After the Restoration, the 1662 edition became standard for centuries. One thing that is not generally realised is that, in the sixteenth century, Communion was only held a few times a year, in many churches only once a year. But in Victorian times it finally came to be held every Sunday. Such was the Book of Common Prayer’s popularity in those days that the Cunard cruise line and Boots the Chemist printed their own editions, with their company imprint prominently displayed. I have a copy, given to my mother as a school prize in 1937, which more reasonably was specially printed to commemorate the coronation of George VI, and included a photograph of the present queen as a girl.

Jacobs points out that “versions of it are used today in Christian churches all over the world, as far from England as South Africa, Singapore, and New Zealand. That book’s rite of marriage has become for many people, Christian and non-Christian alike, the means by which two people are joined . . ."

(According to Dana Howard, it spread even further afield. In her 1954 book, My Flight to Venus, she claimed that fifteen years earlier she had flown to the Morning Star, and married a Venusian before her return to Earth. The oaths they spoke were identical to those in the Book of Common Prayer.)

Inevitably, though, arguments sprang up again, and even in the nineteenth century some priests were imprisoned for making their services too ‘high’. The Anglo-Catholics wanted to remove items which, they felt, were purely patriotic, such as the Thanksgiving for the defeat of the Gunpowder Plot of 1605, and, in fact, these are not normally now included. I have somewhere read that in one edition this was accompanied by an engraving that showed Doctor John Dee (who had selected a astrologically auspicious date for Queen Elizabeth’s coronation) detecting the plotters in a crystal ball, but without knowing precisely what edition this was, it is impossible to verify.

Others felt that the language was now too archaic, objecting to the ‘thees and thous’, though surely anyone knew what these meant. A more serious problem was where words had changed their meaning, such as the general prayer that magistrates might “indifferently administer justice”, implying that the should not care if their judgements were correct or not. This was eventually amended to ‘impartially’, but the conservatives objected even to this, C. S. Lewis complaining that he knew a country sexton who knew what indifferently meant, but not impartially.
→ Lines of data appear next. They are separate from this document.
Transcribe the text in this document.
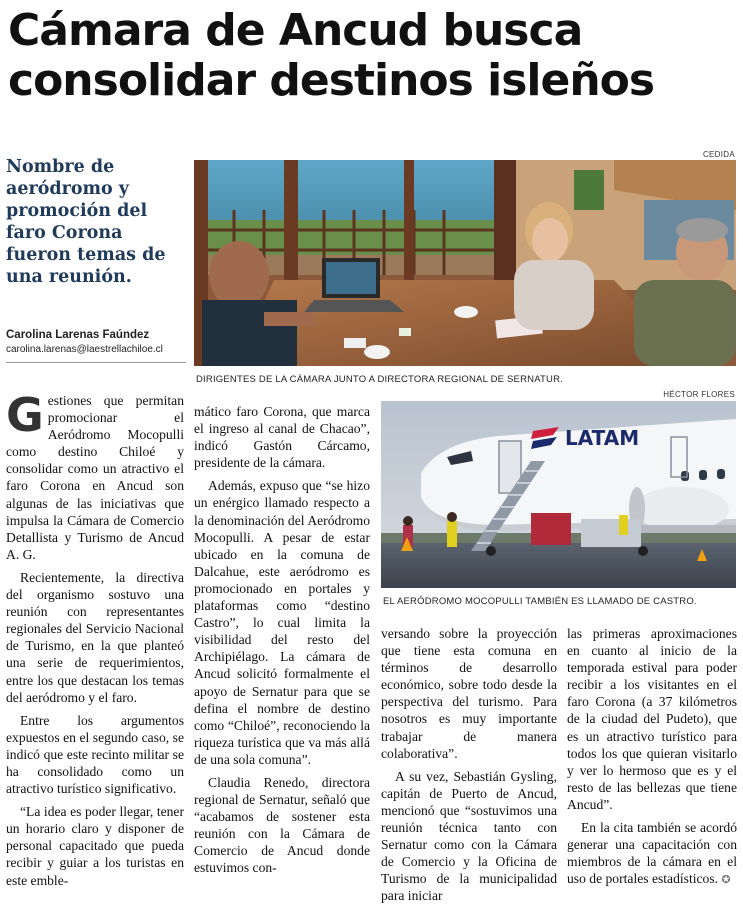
Cámara de Ancud busca consolidar destinos isleños
CEDIDA

Nombre de aeródromo y promoción del faro Corona fueron temas de una reunión.

Carolina Larenas Faúndez
carolina.larenas@laestrellachiloe.cl
DIRIGENTES DE LA CÁMARA JUNTO A DIRECTORA REGIONAL DE SERNATUR.
HÉCTOR FLORES
LATAM
EL AERÓDROMO MOCOPULLI TAMBIÉN ES LLAMADO DE CASTRO.

Gestiones que permitan promocionar el Aeródromo Mocopulli como destino Chiloé y consolidar como un atractivo el faro Corona en Ancud son algunas de las iniciativas que impulsa la Cámara de Comercio Detallista y Turismo de Ancud A. G.

Recientemente, la directiva del organismo sostuvo una reunión con representantes regionales del Servicio Nacional de Turismo, en la que planteó una serie de requerimientos, entre los que destacan los temas del aeródromo y el faro.

Entre los argumentos expuestos en el segundo caso, se indicó que este recinto militar se ha consolidado como un atractivo turístico significativo.

“La idea es poder llegar, tener un horario claro y disponer de personal capacitado que pueda recibir y guiar a los turistas en este emble-

mático faro Corona, que marca el ingreso al canal de Chacao”, indicó Gastón Cárcamo, presidente de la cámara.

Además, expuso que “se hizo un enérgico llamado respecto a la denominación del Aeródromo Mocopulli. A pesar de estar ubicado en la comuna de Dalcahue, este aeródromo es promocionado en portales y plataformas como “destino Castro”, lo cual limita la visibilidad del resto del Archipiélago. La cámara de Ancud solicitó formalmente el apoyo de Sernatur para que se defina el nombre de destino como “Chiloé”, reconociendo la riqueza turística que va más allá de una sola comuna”.

Claudia Renedo, directora regional de Sernatur, señaló que “acabamos de sostener esta reunión con la Cámara de Comercio de Ancud donde estuvimos con-

versando sobre la proyección que tiene esta comuna en términos de desarrollo económico, sobre todo desde la perspectiva del turismo. Para nosotros es muy importante trabajar de manera colaborativa”.

A su vez, Sebastián Gysling, capitán de Puerto de Ancud, mencionó que “sostuvimos una reunión técnica tanto con Sernatur como con la Cámara de Comercio y la Oficina de Turismo de la municipalidad para iniciar

las primeras aproximaciones en cuanto al inicio de la temporada estival para poder recibir a los visitantes en el faro Corona (a 37 kilómetros de la ciudad del Pudeto), que es un atractivo turístico para todos los que quieran visitarlo y ver lo hermoso que es y el resto de las bellezas que tiene Ancud”.

En la cita también se acordó generar una capacitación con miembros de la cámara en el uso de portales estadísticos. ✪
In 1922, the Anglicans of Canada issued a new version, as did the American Episcopalians in 1928. The revisions were mostly minor: the Americans cut from the wedding service the promise of the bride “to obey”. They later introduced what has been termed the ‘Star Wars prayer’: “At your command all things came to be; the vast expanse of interstellar space, galaxies, suns, the planets in their courses, and this fragile earth, our island home.”

Jacobs only briefly mention the introduction of the Alternative Service Book in Britain in the 1970s, which also aroused controversy, though fortunately not violent this time. It was felt to be a monument of insipid English, and provoked a collection of essays entitled Ritual Murder, that is, that the rituals had been murdered The editor, Brian Morris, noted that contemporary advertisements on London tube trains for Ratner’s showed a loving couple with the caption: “With this ring I thee wed”. As he pointed out, the ASB version, “I give you this ring as a sign of our marriage”, would not have sold jewellery.

To sum up briefly, both Larrimore and Jacobs have managed to condense a vast amount of material into handy-sized compendiums.